Nach dem Barbecue ist die richtige Entsorgung wichtig. Grillkohle und Asche müssen vollständig auskühlen, bevor sie in den Restmüll kommen; heiße Asche kann Brände verursachen und darf deshalb in keinem Fall unbeaufsichtigt entsorgt werden.
Kunststoffverpackungen können „löffelrein“, also einfach ausgekratzt in die gelbe Verpackungsmülltonne gegeben werden. Essensreste – auch Wurst- und Fleischreste – gehören in die Bioabfalltonne, aber nicht auf den Kompost. Damit sich in der braunen Tonne im Sommer weniger Fliegen und anderes Ungeziefer ansiedeln, hilft ein einfacher Trick: Die Reste in Zeitungspapier einwickeln. Das Papier nimmt Feuchtigkeit auf und der Bioabfall trocknet schneller.

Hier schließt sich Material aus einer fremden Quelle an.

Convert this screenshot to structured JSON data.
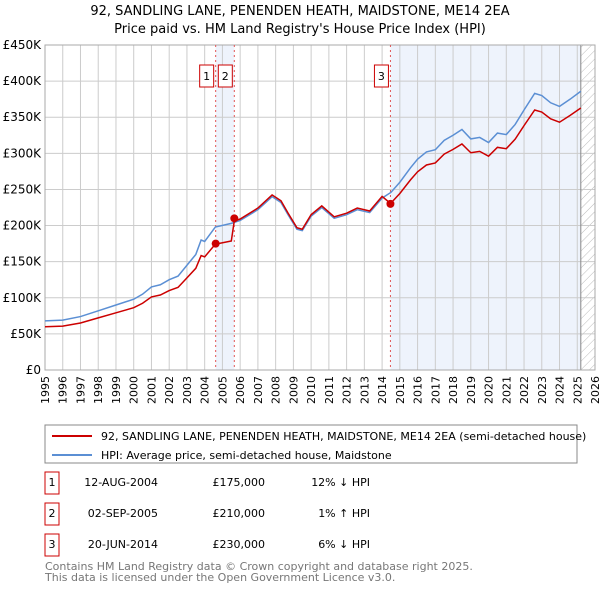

„Niemand muss auf den Grillgenuss verzichten, um etwas für die Umwelt zu tun. Wer den Einkauf gut plant, auf Mehrweg setzt und Reste richtig entsorgt, kann sein Gartenfest ganz einfach nachhaltiger gestalten“, sagt Abfallberaterin Valeska Klauder: „So wird der Sommer gesellig – mit gutem Gewissen.“ (enz)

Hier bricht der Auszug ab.